Their current salary, £66,396, is a healthy sum of money. Many people in this country would give their right arm for it. The idea that it is somehow insufficient is laughable. The fact so many MPs consider it too low shows they are spending too much time with businesspeople and not enough with ordinary workers.
Critics say that the low salary means 'only the already rich' will consider becoming an MP. If this were true, 'only the already rich' would be able to become car mechanics or plumbers. It is possible to lead a decent life on £66,396. You have to be worryingly disconnected from the world to believe only those with a private income could survive on it.
Others claim that the low salary discourages the 'best people' from becoming MPs. Many senior public servants are on £100,000 or more and would be loath to take a pay cut. Executives at local housing associations, for instance, are typically far above this level. They are unlikely to take a pay cut to enter the frontline. This is very minor problem. We will have to endure without their skills. It will not be a tragedy for the British way of life. But while we are on the subject, we should take a very close look at senior pay levels in the public sector, just as we do in the private sector, and ask if we are approaching the problem from the right perspective.
The purpose of becoming an MP is to improve people's way of life. It is public service. It is not for people who want to become filthy rich. The pay should be enough for a decent life. It should not be a motivating factor. Anyway, the main obstacle to getting talented, relatively-normal people into politics is that it is a career which robs you of your privacy. This is a much harder problem to solve in an open, accountable democracy. There is no easy answer to it.

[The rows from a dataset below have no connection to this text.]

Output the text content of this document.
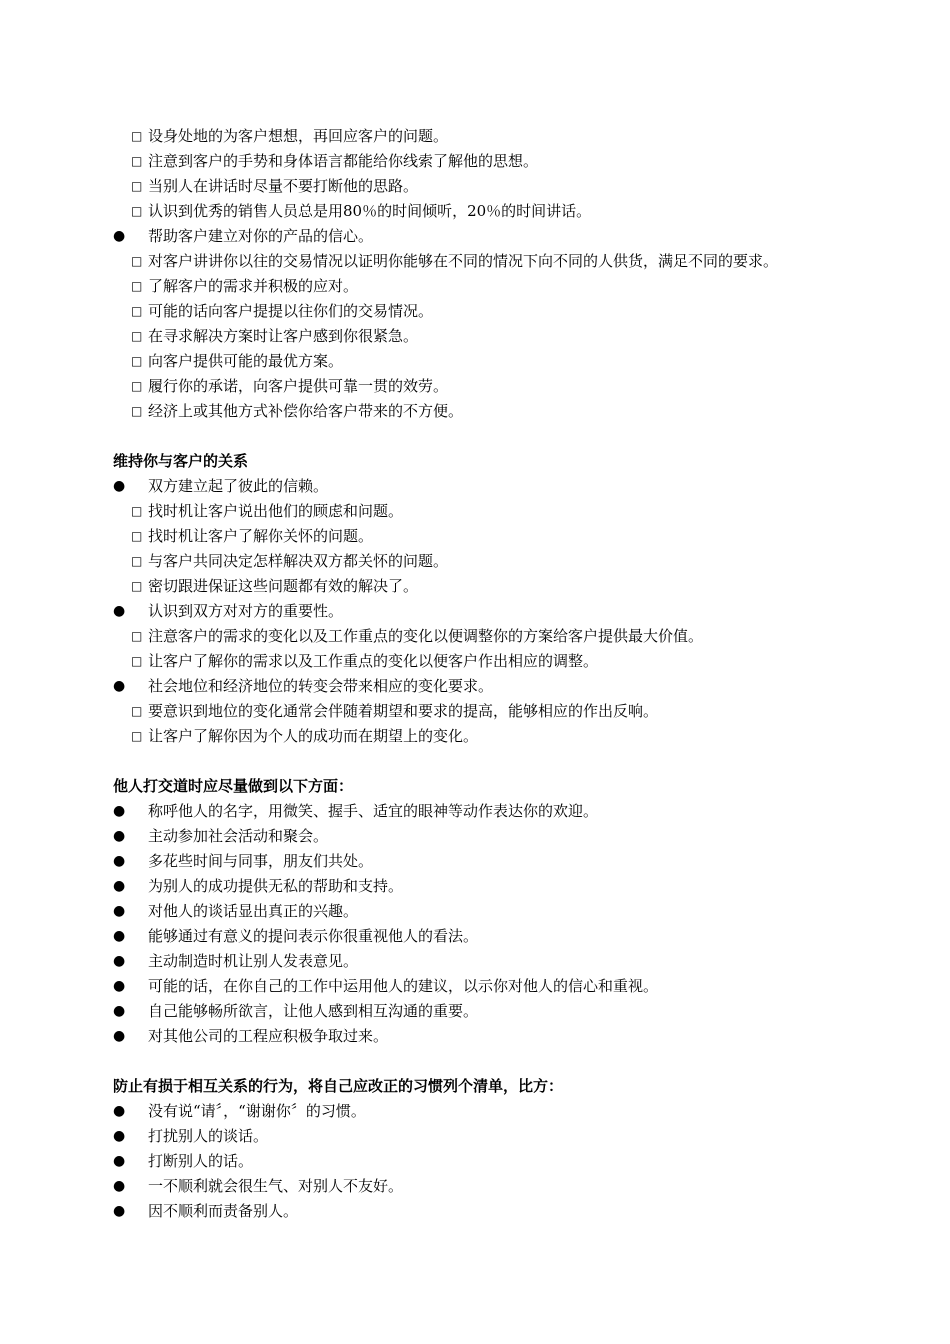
□ 设身处地的为客户想想，再回应客户的问题。
□ 注意到客户的手势和身体语言都能给你线索了解他的思想。
□ 当别人在讲话时尽量不要打断他的思路。
□ 认识到优秀的销售人员总是用80％的时间倾听，20％的时间讲话。
● 帮助客户建立对你的产品的信心。
□ 对客户讲讲你以往的交易情况以证明你能够在不同的情况下向不同的人供货，满足不同的要求。
□ 了解客户的需求并积极的应对。
□ 可能的话向客户提提以往你们的交易情况。
□ 在寻求解决方案时让客户感到你很紧急。
□ 向客户提供可能的最优方案。
□ 履行你的承诺，向客户提供可靠一贯的效劳。
□ 经济上或其他方式补偿你给客户带来的不方便。
维持你与客户的关系
● 双方建立起了彼此的信赖。
□ 找时机让客户说出他们的顾虑和问题。
□ 找时机让客户了解你关怀的问题。
□ 与客户共同决定怎样解决双方都关怀的问题。
□ 密切跟进保证这些问题都有效的解决了。
● 认识到双方对对方的重要性。
□ 注意客户的需求的变化以及工作重点的变化以便调整你的方案给客户提供最大价值。
□ 让客户了解你的需求以及工作重点的变化以便客户作出相应的调整。
● 社会地位和经济地位的转变会带来相应的变化要求。
□ 要意识到地位的变化通常会伴随着期望和要求的提高，能够相应的作出反响。
□ 让客户了解你因为个人的成功而在期望上的变化。
他人打交道时应尽量做到以下方面：
● 称呼他人的名字，用微笑、握手、适宜的眼神等动作表达你的欢迎。
● 主动参加社会活动和聚会。
● 多花些时间与同事，朋友们共处。
● 为别人的成功提供无私的帮助和支持。
● 对他人的谈话显出真正的兴趣。
● 能够通过有意义的提问表示你很重视他人的看法。
● 主动制造时机让别人发表意见。
● 可能的话，在你自己的工作中运用他人的建议，以示你对他人的信心和重视。
● 自己能够畅所欲言，让他人感到相互沟通的重要。
● 对其他公司的工程应积极争取过来。
防止有损于相互关系的行为，将自己应改正的习惯列个清单，比方：
● 没有说“请〞，“谢谢你〞的习惯。
● 打扰别人的谈话。
● 打断别人的话。
● 一不顺利就会很生气、对别人不友好。
● 因不顺利而责备别人。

Others (usually MPs) argue that keeping pay low means they will always be tempted to go work somewhere else, for more money. Having met quite a few MPs, I seriously doubt they could make more money elsewhere. Their own sense of their skills is typically over-inflated. It is telling that when they do go into other work after politics they tend to rely on their contacts book and knowledge of the political process, rather than their other much-publicised skills.
Many MPs work harder than we give them credit for. It happens behind the scenes, but constituency case work is the great unsung dignity of politicians. They do not all do it. Generally, the ones in safe constituencies do the least while those in marginals do the most. You suddenly hear the word 'casework' during general elections, as analysts try to work out an MPs' chances of getting re-elected. But in the course of the political year it is rarely mentioned. When you do meet members of the public whose MP took on their case they are almost always hugely impressed and thankful. It is enough to give you faith in the constituency system.
This behind-the-scenes work is not recognised by the public. We are reaching quite a dangerous point in our dislike for politicians. This knee-jerk hatred for elected representatives has a nasty, undemocratic strain to it. It is certainly poisonous to the functioning of a free society. Even those of us who question MPs' talent and who have serious misgivings about the working of the political system should be concerned about where it is taking us.
The passing of a substantially higher salary for MPs could be pivotal in the declining relationship between the public and their representatives. The granting of a £9,000 pay rise amid continued austerity and a cap on public sector pay rises would be so patently immoral, so utterly out of touch and so arrogant and self-serving that it could prove a key moment in the public's exasperation with Westminster.
Ipsa should bear this in mind when formulating its recommendations. And if they recommend a rise, MPs should have the good sense to vote it down.